Users often don’t see these automatic pop-ups, which can show up on a new browser window. The views that were counted on the pirated content websites were then “laundered” as IBTimes views, the report says.
A spokesperson for Newsweek Media Group told BuzzFeed News that the company does buy traffic but that it uses third-party platforms to verify its quality and denied fraud.
Investigators from the Manhattan District Attorney’s office raided Newsweek’s New York offices two weeks ago, taking computer servers as part of an investigation, according to The New York Post.
Following that investigation, co-owner Etienne Uzac and Marion Kim, the company’s finance director, resigned, Newsweek reported Thursday.

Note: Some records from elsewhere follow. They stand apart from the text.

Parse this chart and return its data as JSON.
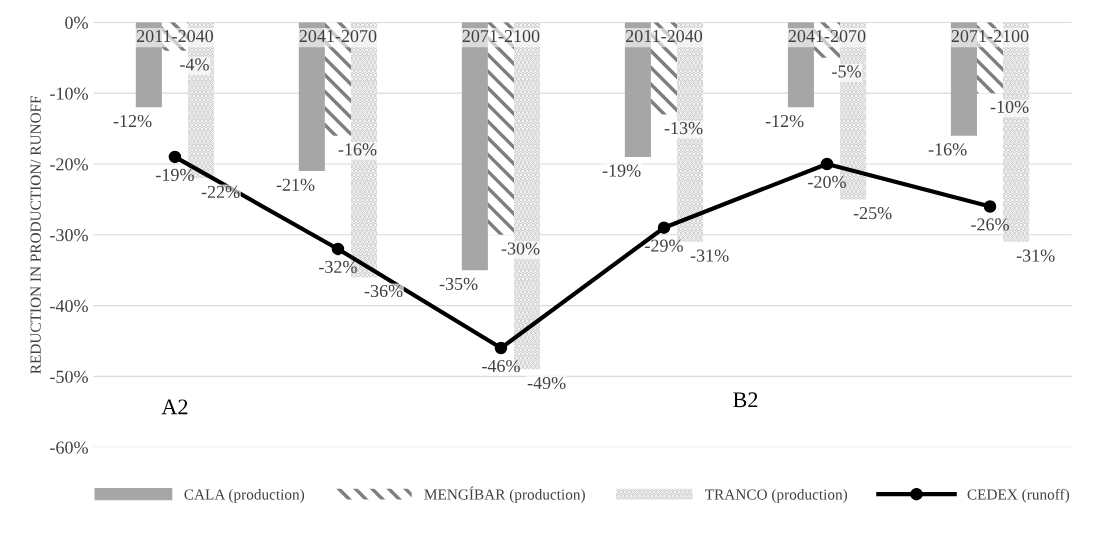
{
  "chart_data": {
    "type": "bar",
    "ylabel": "REDUCTION IN PRODUCTION/ RUNOFF",
    "categories": [
      "2011-2040",
      "2041-2070",
      "2071-2100",
      "2011-2040",
      "2041-2070",
      "2071-2100"
    ],
    "series": [
      {
        "name": "CALA (production)",
        "color": "#a6a6a6",
        "values": [
          -12,
          -21,
          -35,
          -19,
          -12,
          -16
        ],
        "value_labels": [
          "-12%",
          "-21%",
          "-35%",
          "-19%",
          "-12%",
          "-16%"
        ]
      },
      {
        "name": "MENGÍBAR (production)",
        "color": "#7f7f7f",
        "values": [
          -4,
          -16,
          -30,
          -13,
          -5,
          -10
        ],
        "value_labels": [
          "-4%",
          "-16%",
          "-30%",
          "-13%",
          "-5%",
          "-10%"
        ]
      },
      {
        "name": "TRANCO (production)",
        "color": "#c8c8c8",
        "values": [
          -22,
          -36,
          -49,
          -31,
          -25,
          -31
        ],
        "value_labels": [
          "-22%",
          "-36%",
          "-49%",
          "-31%",
          "-25%",
          "-31%"
        ]
      },
      {
        "name": "CEDEX (runoff)",
        "type": "line",
        "color": "#000000",
        "marker": "circle",
        "values": [
          -19,
          -32,
          -46,
          -29,
          -20,
          -26
        ],
        "value_labels": [
          "-19%",
          "-32%",
          "-46%",
          "-29%",
          "-20%",
          "-26%"
        ]
      }
    ],
    "ylim": [
      -60,
      0
    ],
    "yticks": [
      {
        "value": 0,
        "label": "0%"
      },
      {
        "value": -10,
        "label": "-10%"
      },
      {
        "value": -20,
        "label": "-20%"
      },
      {
        "value": -30,
        "label": "-30%"
      },
      {
        "value": -40,
        "label": "-40%"
      },
      {
        "value": -50,
        "label": "-50%"
      },
      {
        "value": -60,
        "label": "-60%"
      }
    ],
    "annotations": [
      "A2",
      "B2"
    ],
    "grid": "y",
    "legend": "bottom"
  }
}
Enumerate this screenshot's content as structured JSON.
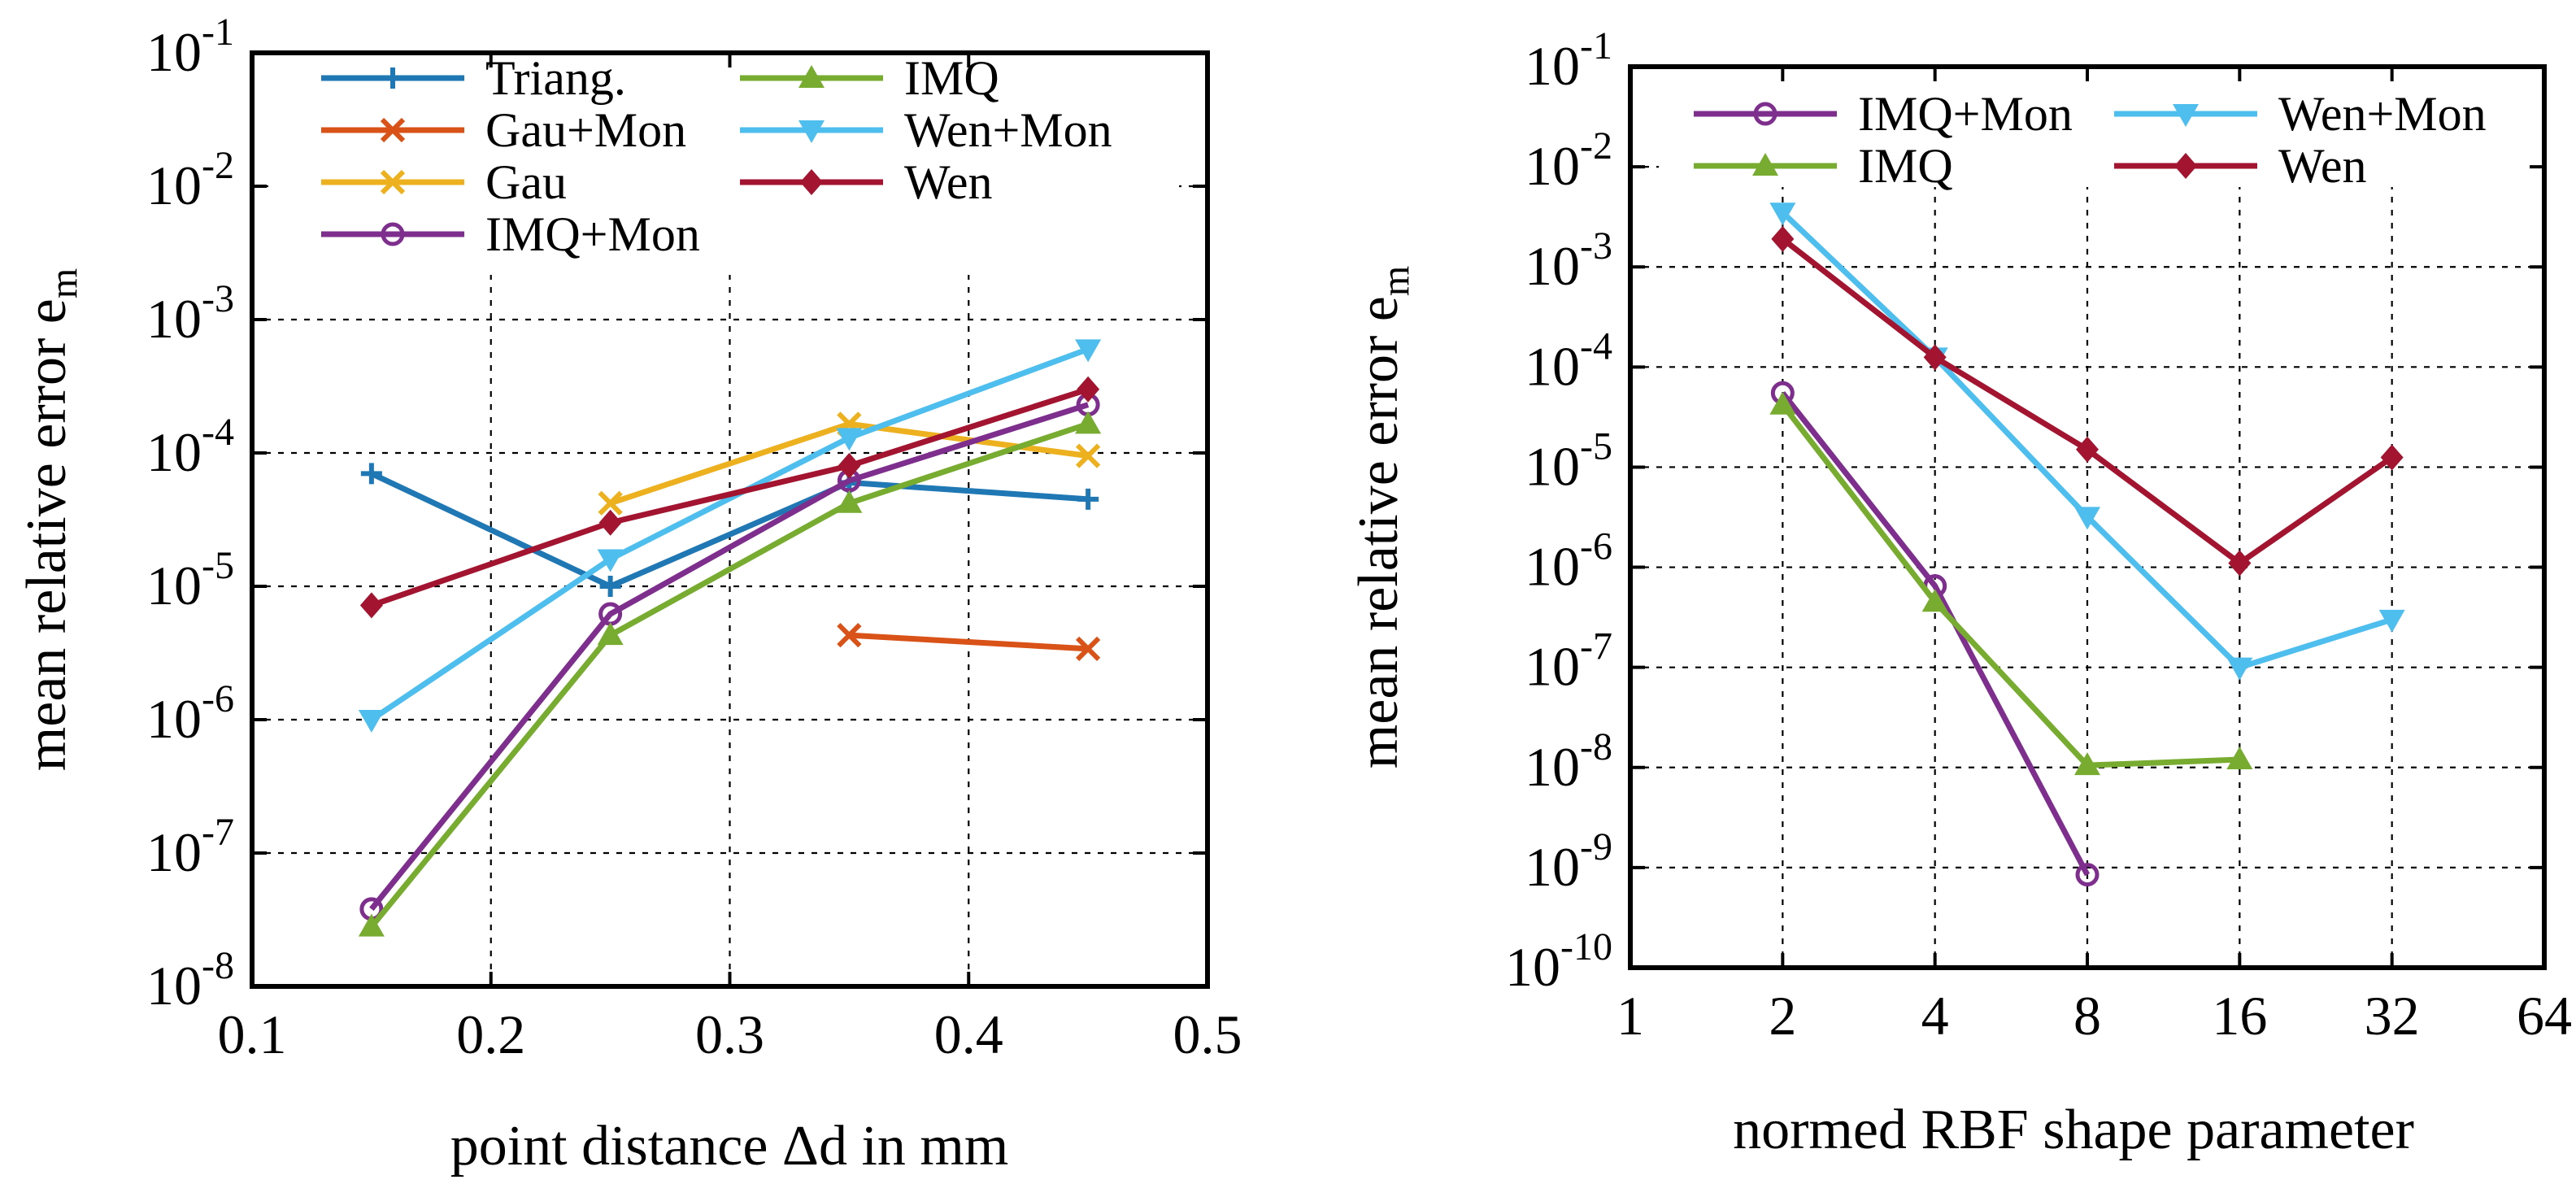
{
  "chart_data": [
    {
      "type": "line",
      "title": "",
      "xlabel": "point distance Δd in mm",
      "ylabel": "mean relative error e_m",
      "yscale": "log",
      "xlim": [
        0.1,
        0.5
      ],
      "ylim_exponents": [
        -8,
        -1
      ],
      "grid": true,
      "legend_position": "top",
      "legend_columns": 2,
      "x_ticks": [
        "0.1",
        "0.2",
        "0.3",
        "0.4",
        "0.5"
      ],
      "y_ticks": [
        {
          "base": "10",
          "exp": "-8"
        },
        {
          "base": "10",
          "exp": "-7"
        },
        {
          "base": "10",
          "exp": "-6"
        },
        {
          "base": "10",
          "exp": "-5"
        },
        {
          "base": "10",
          "exp": "-4"
        },
        {
          "base": "10",
          "exp": "-3"
        },
        {
          "base": "10",
          "exp": "-2"
        },
        {
          "base": "10",
          "exp": "-1"
        }
      ],
      "series": [
        {
          "name": "Triang.",
          "color": "#1f77b4",
          "marker": "plus",
          "x": [
            0.15,
            0.25,
            0.35,
            0.45
          ],
          "values": [
            7e-05,
            1e-05,
            6e-05,
            4.5e-05
          ]
        },
        {
          "name": "Gau+Mon",
          "color": "#d95319",
          "marker": "x",
          "x": [
            0.35,
            0.45
          ],
          "values": [
            4.3e-06,
            3.4e-06
          ]
        },
        {
          "name": "Gau",
          "color": "#edb120",
          "marker": "x",
          "x": [
            0.25,
            0.35,
            0.45
          ],
          "values": [
            4.2e-05,
            0.000165,
            9.5e-05
          ]
        },
        {
          "name": "IMQ+Mon",
          "color": "#7e2f8e",
          "marker": "circle",
          "x": [
            0.15,
            0.25,
            0.35,
            0.45
          ],
          "values": [
            3.8e-08,
            6.2e-06,
            6.2e-05,
            0.00023
          ]
        },
        {
          "name": "IMQ",
          "color": "#77ac30",
          "marker": "triangle-up",
          "x": [
            0.15,
            0.25,
            0.35,
            0.45
          ],
          "values": [
            2.8e-08,
            4.3e-06,
            4.2e-05,
            0.000165
          ]
        },
        {
          "name": "Wen+Mon",
          "color": "#4dbeee",
          "marker": "triangle-down",
          "x": [
            0.15,
            0.25,
            0.35,
            0.45
          ],
          "values": [
            1e-06,
            1.6e-05,
            0.00013,
            0.0006
          ]
        },
        {
          "name": "Wen",
          "color": "#a2142f",
          "marker": "diamond",
          "x": [
            0.15,
            0.25,
            0.35,
            0.45
          ],
          "values": [
            7.2e-06,
            3e-05,
            8e-05,
            0.0003
          ]
        }
      ]
    },
    {
      "type": "line",
      "title": "",
      "xlabel": "normed RBF shape parameter",
      "ylabel": "mean relative error e_m",
      "xscale": "log2",
      "yscale": "log",
      "xlim": [
        1,
        64
      ],
      "ylim_exponents": [
        -10,
        -1
      ],
      "grid": true,
      "legend_position": "top",
      "legend_columns": 2,
      "x_ticks": [
        "1",
        "2",
        "4",
        "8",
        "16",
        "32",
        "64"
      ],
      "y_ticks": [
        {
          "base": "10",
          "exp": "-10"
        },
        {
          "base": "10",
          "exp": "-9"
        },
        {
          "base": "10",
          "exp": "-8"
        },
        {
          "base": "10",
          "exp": "-7"
        },
        {
          "base": "10",
          "exp": "-6"
        },
        {
          "base": "10",
          "exp": "-5"
        },
        {
          "base": "10",
          "exp": "-4"
        },
        {
          "base": "10",
          "exp": "-3"
        },
        {
          "base": "10",
          "exp": "-2"
        },
        {
          "base": "10",
          "exp": "-1"
        }
      ],
      "series": [
        {
          "name": "IMQ+Mon",
          "color": "#7e2f8e",
          "marker": "circle",
          "x": [
            2,
            4,
            8
          ],
          "values": [
            5.5e-05,
            6.5e-07,
            8.5e-10
          ]
        },
        {
          "name": "IMQ",
          "color": "#77ac30",
          "marker": "triangle-up",
          "x": [
            2,
            4,
            8,
            16
          ],
          "values": [
            4.2e-05,
            4.5e-07,
            1.05e-08,
            1.2e-08
          ]
        },
        {
          "name": "Wen+Mon",
          "color": "#4dbeee",
          "marker": "triangle-down",
          "x": [
            2,
            4,
            8,
            16,
            32
          ],
          "values": [
            0.0035,
            0.000125,
            3.2e-06,
            1e-07,
            3e-07
          ]
        },
        {
          "name": "Wen",
          "color": "#a2142f",
          "marker": "diamond",
          "x": [
            2,
            4,
            8,
            16,
            32
          ],
          "values": [
            0.0019,
            0.000125,
            1.5e-05,
            1.1e-06,
            1.25e-05
          ]
        }
      ]
    }
  ]
}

Here’s more from BuzzFeed. Story by Craig Silverman.
IBTimes.com, the publisher’s US business site, last year won a significant portion of a large video and display advertising campaign for the Consumer Financial Protection Bureau, a federal agency. Social Puncher, a consulting firm that investigates online ad fraud, alleges in its report that the ads were displayed to an audience on IBTimes.com that includes a significant amount of “cheap junk traffic with a share of bots.”
A Consumer Financial Protection Bureau spokesperson told BuzzFeed News the bureau is looking into the allegations raised in Social Puncher’s report.
“We take allegations of fraud very seriously. Acting Director Mulvaney is actively looking into the work done by GMMB, and these allegations (of ad fraud by IBTimes.com) will be investigated as part of that process,” the spokesperson said.
In a statement to BuzzFeed News, GMMB acknowledged that IBTimes.com was part of the media buy, but disputed the report’s estimate of the money spent.
“While we don’t provide specific details about our client work, many of the assertions in the report—including all of the numbers reported for the ad buy—are inaccurate,” the statement said.
A source familiar with the campaign said that sites were selected based on data obtained from a third party audience measurement and media planning platform.
When it comes to IBT’s fraudulent traffic practices, Social Puncher’s findings align with reporting from BuzzFeed News on IBT India, and with separate data gathered by Pixalate, an ad fraud detection company, and DoubleVerify, a digital media measurement company. (Social Puncher and BuzzFeed News previously collaborated on ad fraud investigations, but worked separately in this case.)